Devant l'école
Je regarde ma montre, il n’est que 16h20, mais il y a déjà beaucoup de monde devant le portail de la maternelle. Des femmes pour la grande majorité, des mères. J’ai entendu à la radio ce matin que si les hommes trompaient leurs femmes ils rencontraient leurs maitresses à 80% du temps sur leur lieu de travail. Les femmes quant à elles rencontrent leurs amants dans la plupart du temps à l’école de leurs enfants. Je scanne la foule d’un œil nouveau. Laquelle seraient prête pour ce genre de rencontre. La brune à droite ? Le groupe des commères ? Celle qui enguirlande son fils parce qu’il veut grimper au grillage ?
Ou celle là, dans le coin. Depuis quand est elle là ? Je ne l’avais pas vu, discrète , effacée, assise sur son muret, plongée dans sa lecture, comme si le monde n’existait plus. Elle tient le livre de poche de la main gauche, un policier, de sa main droite elle joue avec ses cheveux. Elle entortille une mèche châtain ombré blond autour de son index. Ses ongles sont courts et propres, sans artifices. Elle porte un jean, un petit haut noir, des Converse. Rien de bien original, à la mode, et pourtant passe partout. Sa seule fantaisie, son rouge à lèvre peut-être : rouge passion.
16h30, les enfants s’apprêtent à sortir. Elle se lève, range son livre dans son sac à main. Sac à main que dis-je, c’est un sac de voyage, il doit bien peser dix kilos. Que cache-t-elle dedans ? Une bibliothèque ? Un kit de survie ?
Ah, je n’avais pas vu, elle porte un sautoir. Maintenant qu’elle a les mains libres, elle ne sait quoi en faire, alors elle fait coulisser son médaillon sur sa chaine. Elle est grande, élancée, plutôt bien faite quand on prend le temps de la regarder. Ses lunettes lui vont bien, même si elles cachent ses yeux bleus. Elle a l’air fatigué, elle réprime un bâillement, et se frotte la nuque comme pour en chasser une douleur.
Le portail s’ouvre, les mères et grands-mères se pressent devant l’entrée. Elles lui passent devant comme si elle était invisible. Elle les laisse faire et recule pour ne pas se faire marcher sur les pieds. Quand vient son tour, elle avance, un petit blond se précipite vers elle. Elle s’accroupit et ouvre ses bras. Ses yeux brillent, elle sourit, une ride encore peu profonde se dessine sur sa joue gauche, pas sur la droite. Elle doit avoir tendance à faire la grimace ou une moue spéciale quand les choses ne lui conviennent pas. Ou alors elle a un côté moqueur ? Elle doit avoir de l’humour, avec son rire en coin…

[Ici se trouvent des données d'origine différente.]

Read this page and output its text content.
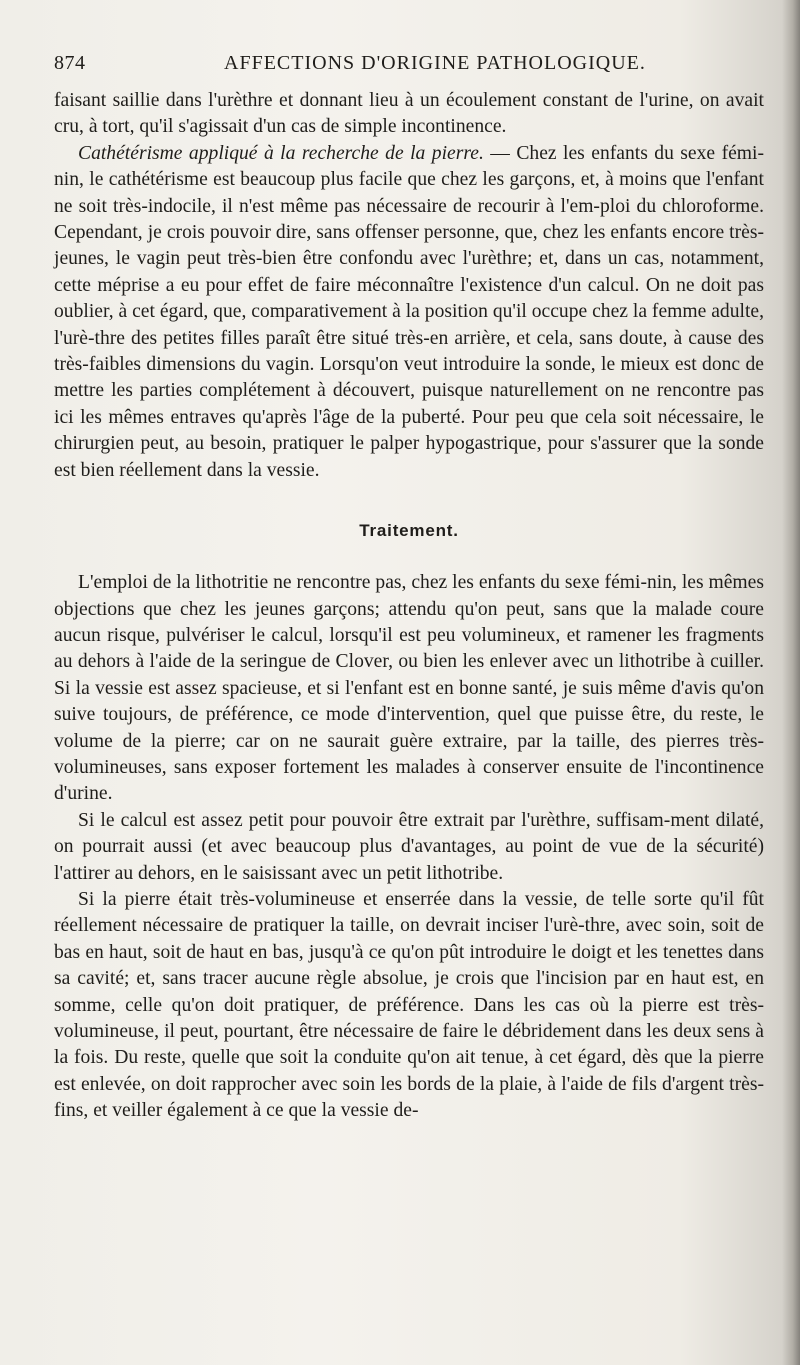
874	AFFECTIONS D'ORIGINE PATHOLOGIQUE.

faisant saillie dans l'urèthre et donnant lieu à un écoulement constant de l'urine, on avait cru, à tort, qu'il s'agissait d'un cas de simple incontinence.

Cathétérisme appliqué à la recherche de la pierre. — Chez les enfants du sexe fémi-nin, le cathétérisme est beaucoup plus facile que chez les garçons, et, à moins que l'enfant ne soit très-indocile, il n'est même pas nécessaire de recourir à l'em-ploi du chloroforme. Cependant, je crois pouvoir dire, sans offenser personne, que, chez les enfants encore très-jeunes, le vagin peut très-bien être confondu avec l'urèthre; et, dans un cas, notamment, cette méprise a eu pour effet de faire méconnaître l'existence d'un calcul. On ne doit pas oublier, à cet égard, que, comparativement à la position qu'il occupe chez la femme adulte, l'urè-thre des petites filles paraît être situé très-en arrière, et cela, sans doute, à cause des très-faibles dimensions du vagin. Lorsqu'on veut introduire la sonde, le mieux est donc de mettre les parties complétement à découvert, puisque naturellement on ne rencontre pas ici les mêmes entraves qu'après l'âge de la puberté. Pour peu que cela soit nécessaire, le chirurgien peut, au besoin, pratiquer le palper hypogastrique, pour s'assurer que la sonde est bien réellement dans la vessie.

Traitement.

L'emploi de la lithotritie ne rencontre pas, chez les enfants du sexe fémi-nin, les mêmes objections que chez les jeunes garçons; attendu qu'on peut, sans que la malade coure aucun risque, pulvériser le calcul, lorsqu'il est peu volumineux, et ramener les fragments au dehors à l'aide de la seringue de Clover, ou bien les enlever avec un lithotribe à cuiller. Si la vessie est assez spacieuse, et si l'enfant est en bonne santé, je suis même d'avis qu'on suive toujours, de préférence, ce mode d'intervention, quel que puisse être, du reste, le volume de la pierre; car on ne saurait guère extraire, par la taille, des pierres très-volumineuses, sans exposer fortement les malades à conserver ensuite de l'incontinence d'urine.

Si le calcul est assez petit pour pouvoir être extrait par l'urèthre, suffisam-ment dilaté, on pourrait aussi (et avec beaucoup plus d'avantages, au point de vue de la sécurité) l'attirer au dehors, en le saisissant avec un petit lithotribe.

Si la pierre était très-volumineuse et enserrée dans la vessie, de telle sorte qu'il fût réellement nécessaire de pratiquer la taille, on devrait inciser l'urè-thre, avec soin, soit de bas en haut, soit de haut en bas, jusqu'à ce qu'on pût introduire le doigt et les tenettes dans sa cavité; et, sans tracer aucune règle absolue, je crois que l'incision par en haut est, en somme, celle qu'on doit pratiquer, de préférence. Dans les cas où la pierre est très-volumineuse, il peut, pourtant, être nécessaire de faire le débridement dans les deux sens à la fois. Du reste, quelle que soit la conduite qu'on ait tenue, à cet égard, dès que la pierre est enlevée, on doit rapprocher avec soin les bords de la plaie, à l'aide de fils d'argent très-fins, et veiller également à ce que la vessie de-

Les gens quittent l’école, le portail se referme, ma fille me donne la main. Je me dirige vers ma voiture. Mais elle, elle reste là, elle écoute son fils qui lui raconte le menu du jour, toujours accroupie. Elle pose son sac au sol, fouille dedans. Je m’arrête, je veux savoir ce qu’il contient. Elle ne trouve pas ce qu’elle cherche alors elle en vide une partie de son contenu. Un livre, un deuxième livre, des mouchoirs, des petites voitures, un doudou, une tétine, un agenda, un rouge à lèvre, son téléphone, et enfin ses clés. Quel bazar… Elle récupère le tout et le fourre dans son sac sans ménagement. Hop rangé ! Ou perdu dans les méandres du sac sans fond de Mme Poppins ?
Elle glisse les clés dans la poche arrière de son jean, et tend la main à son fils. Sa démarche est souple, au passage piéton elle commence à compter et main dans la main, mère et fils sautent sur les bandes blanches.
Comment peut-elle être si effacée, si invisible et mal à l’aise avec les gens et le monde qui l’entoure, quand elle est capable de se foutre du regard extérieur pour rire et jouer… Ce regard, mon regard, elle l’évite, elle s’en fout, et pourtant son rouge à lèvres m’indique qu’elle aimerait bien, un jour peut-être, que quelqu’un la voit et la trouve belle. Ou juste que quelqu’un la voit telle qu’elle est.